The International Monetary Fund (IMF) projected that Morocco’s economy will expand by 4.8% in 2026, following a robust 4.9% growth in 2025, fueled by strong performance in agriculture, construction, and services.
The IMF’s assessment comes after a mission to Morocco from January 29 to February 11, 2026, as part of the institution’s 2026 Article IV consultations. The team, led by Laura Charmillo, released a set of recommendations aimed at strengthening Morocco’s economic and fiscal policies.
According to the IMF, Morocco’s growth momentum is expected to continue through 2026, supported by rising public and private investment and a strong agricultural output following exceptional rainfall.
Inflation remained subdued at 0.8% in 2025 and is forecast to gradually rise to around 2% by mid-2027, driven by earlier interest rate cuts and ongoing economic expansion.

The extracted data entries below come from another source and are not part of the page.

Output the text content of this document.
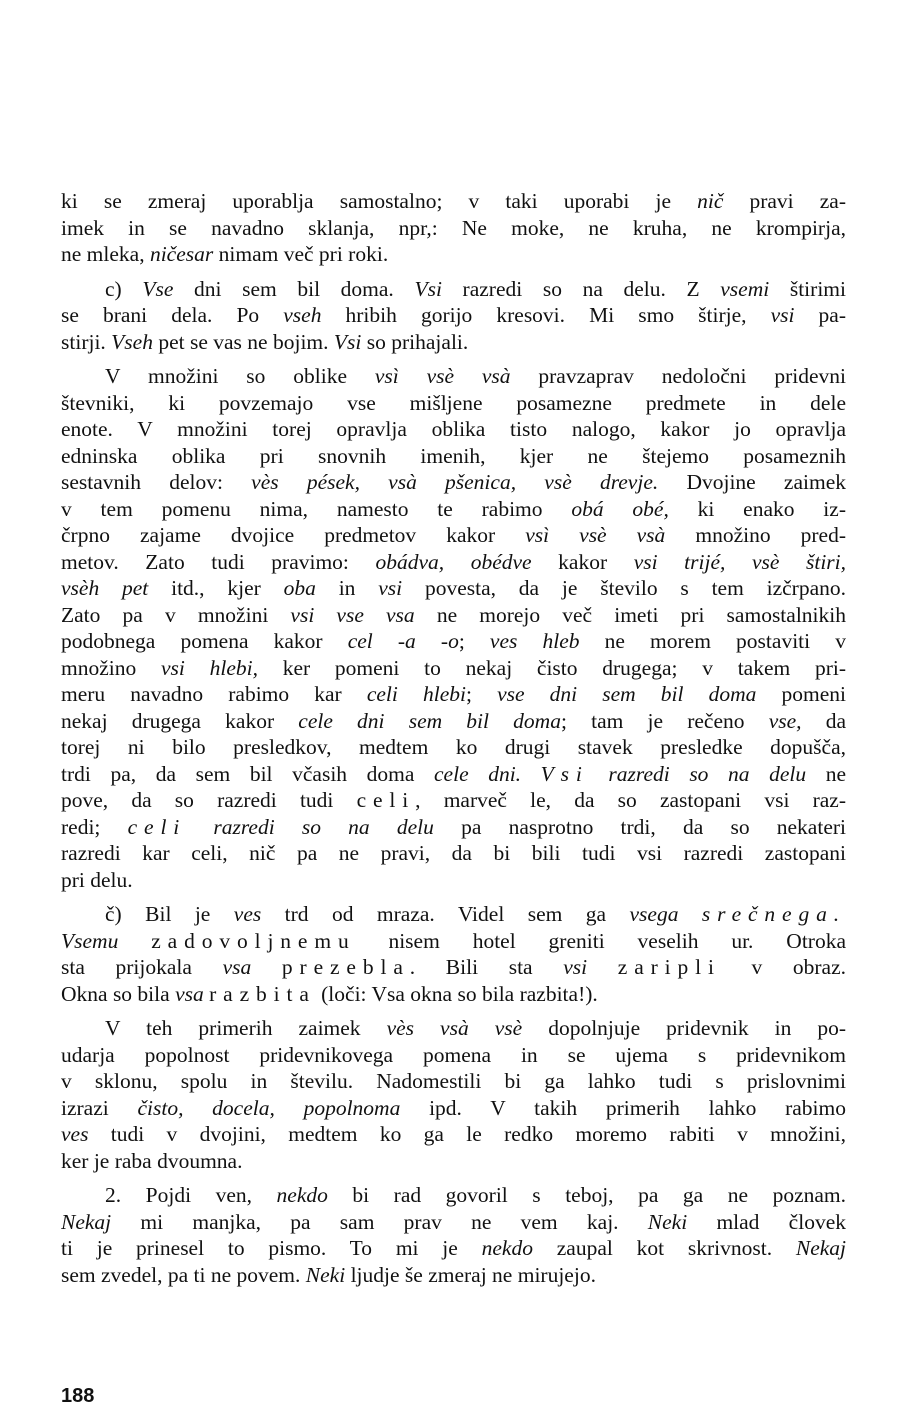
ki se zmeraj uporablja samostalno; v taki uporabi je nič pravi za-
imek in se navadno sklanja, npr,: Ne moke, ne kruha, ne krompirja,
ne mleka, ničesar nimam več pri roki.
c) Vse dni sem bil doma. Vsi razredi so na delu. Z vsemi štirimi
se brani dela. Po vseh hribih gorijo kresovi. Mi smo štirje, vsi pa-
stirji. Vseh pet se vas ne bojim. Vsi so prihajali.
V množini so oblike vsì vsè vsà pravzaprav nedoločni pridevni
števniki, ki povzemajo vse mišljene posamezne predmete in dele
enote. V množini torej opravlja oblika tisto nalogo, kakor jo opravlja
edninska oblika pri snovnih imenih, kjer ne štejemo posameznih
sestavnih delov: vès pések, vsà pšenica, vsè drevje. Dvojine zaimek
v tem pomenu nima, namesto te rabimo obá obé, ki enako iz-
črpno zajame dvojice predmetov kakor vsì vsè vsà množino pred-
metov. Zato tudi pravimo: obádva, obédve kakor vsi trijé, vsè štiri,
vsèh pet itd., kjer oba in vsi povesta, da je število s tem izčrpano.
Zato pa v množini vsi vse vsa ne morejo več imeti pri samostalnikih
podobnega pomena kakor cel -a -o; ves hleb ne morem postaviti v
množino vsi hlebi, ker pomeni to nekaj čisto drugega; v takem pri-
meru navadno rabimo kar celi hlebi; vse dni sem bil doma pomeni
nekaj drugega kakor cele dni sem bil doma; tam je rečeno vse, da
torej ni bilo presledkov, medtem ko drugi stavek presledke dopušča,
trdi pa, da sem bil včasih doma cele dni. Vsi razredi so na delu ne
pove, da so razredi tudi celi, marveč le, da so zastopani vsi raz-
redi; celi razredi so na delu pa nasprotno trdi, da so nekateri
razredi kar celi, nič pa ne pravi, da bi bili tudi vsi razredi zastopani
pri delu.
č) Bil je ves trd od mraza. Videl sem ga vsega srečnega.
Vsemu zadovoljnemu nisem hotel greniti veselih ur. Otroka
sta prijokala vsa prezebla. Bili sta vsi zaripli v obraz.
Okna so bila vsa razbita (loči: Vsa okna so bila razbita!).
V teh primerih zaimek vès vsà vsè dopolnjuje pridevnik in po-
udarja popolnost pridevnikovega pomena in se ujema s pridevnikom
v sklonu, spolu in številu. Nadomestili bi ga lahko tudi s prislovnimi
izrazi čisto, docela, popolnoma ipd. V takih primerih lahko rabimo
ves tudi v dvojini, medtem ko ga le redko moremo rabiti v množini,
ker je raba dvoumna.
2. Pojdi ven, nekdo bi rad govoril s teboj, pa ga ne poznam.
Nekaj mi manjka, pa sam prav ne vem kaj. Neki mlad človek
ti je prinesel to pismo. To mi je nekdo zaupal kot skrivnost. Nekaj
sem zvedel, pa ti ne povem. Neki ljudje še zmeraj ne mirujejo.
188
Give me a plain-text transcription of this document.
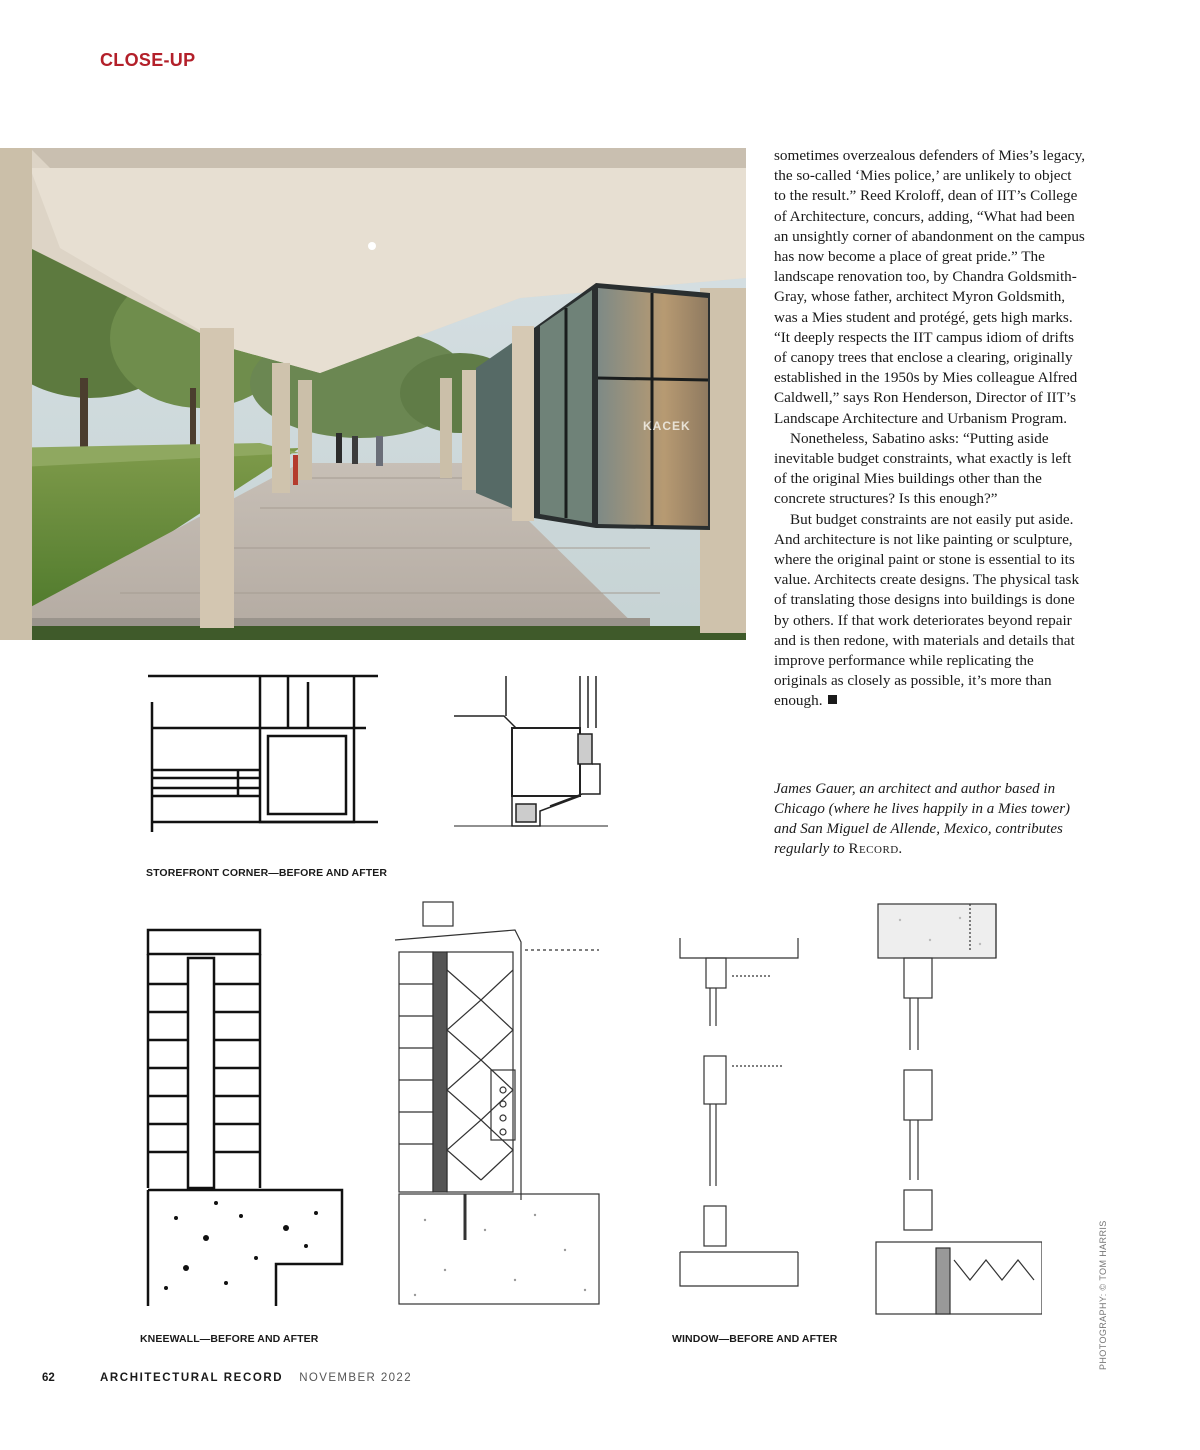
CLOSE-UP
KACEK

sometimes overzealous defenders of Mies’s legacy, the so-called ‘Mies police,’ are unlikely to object to the result.” Reed Kroloff, dean of IIT’s College of Architecture, concurs, adding, “What had been an unsightly corner of abandonment on the campus has now become a place of great pride.” The landscape renovation too, by Chandra Goldsmith-Gray, whose father, architect Myron Goldsmith, was a Mies student and protégé, gets high marks. “It deeply respects the IIT campus idiom of drifts of canopy trees that enclose a clearing, originally established in the 1950s by Mies colleague Alfred Caldwell,” says Ron Henderson, Director of IIT’s Landscape Architecture and Urbanism Program.

Nonetheless, Sabatino asks: “Putting aside inevitable budget constraints, what exactly is left of the original Mies buildings other than the concrete structures? Is this enough?”

But budget constraints are not easily put aside. And architecture is not like painting or sculpture, where the original paint or stone is essential to its value. Architects create designs. The physical task of translating those designs into buildings is done by others. If that work deteriorates beyond repair and is then redone, with materials and details that improve performance while replicating the originals as closely as possible, it’s more than enough.

James Gauer, an architect and author based in Chicago (where he lives happily in a Mies tower) and San Miguel de Allende, Mexico, contributes regularly to Record.

STOREFRONT CORNER—BEFORE AND AFTER
KNEEWALL—BEFORE AND AFTER	WINDOW—BEFORE AND AFTER	PHOTOGRAPHY: © TOM HARRIS
62	ARCHITECTURAL RECORD NOVEMBER 2022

Morocco’s tax revenues reached 24.6% of GDP in 2025, reflecting recent tax reforms and improved revenue administration. The central government deficit narrowed to 3.5% of GDP, below the 2025 budget forecast of 3.8%.
The IMF team recommended partially saving any revenue gains to bolster financial reserves and reprioritizing spending to create more space for human capital investment, particularly in health and education.
The fund praised Morocco’s progress in strengthening its medium-term fiscal framework and public investment management, including steps toward adopting a new fiscal rule. It encouraged continued efforts to identify and monitor financial risks, especially those related to public institutions, and to improve transparency in fiscal reporting.
The IMF also highlighted the challenge of creating sustainable employment, calling for reforms to enhance private sector engagement and labor market responsiveness. Accelerating reforms in public institutions was stressed as a key step to improve competition and ensure a level playing field between public and private sectors, along with targeted support for small and medium-sized enterprises.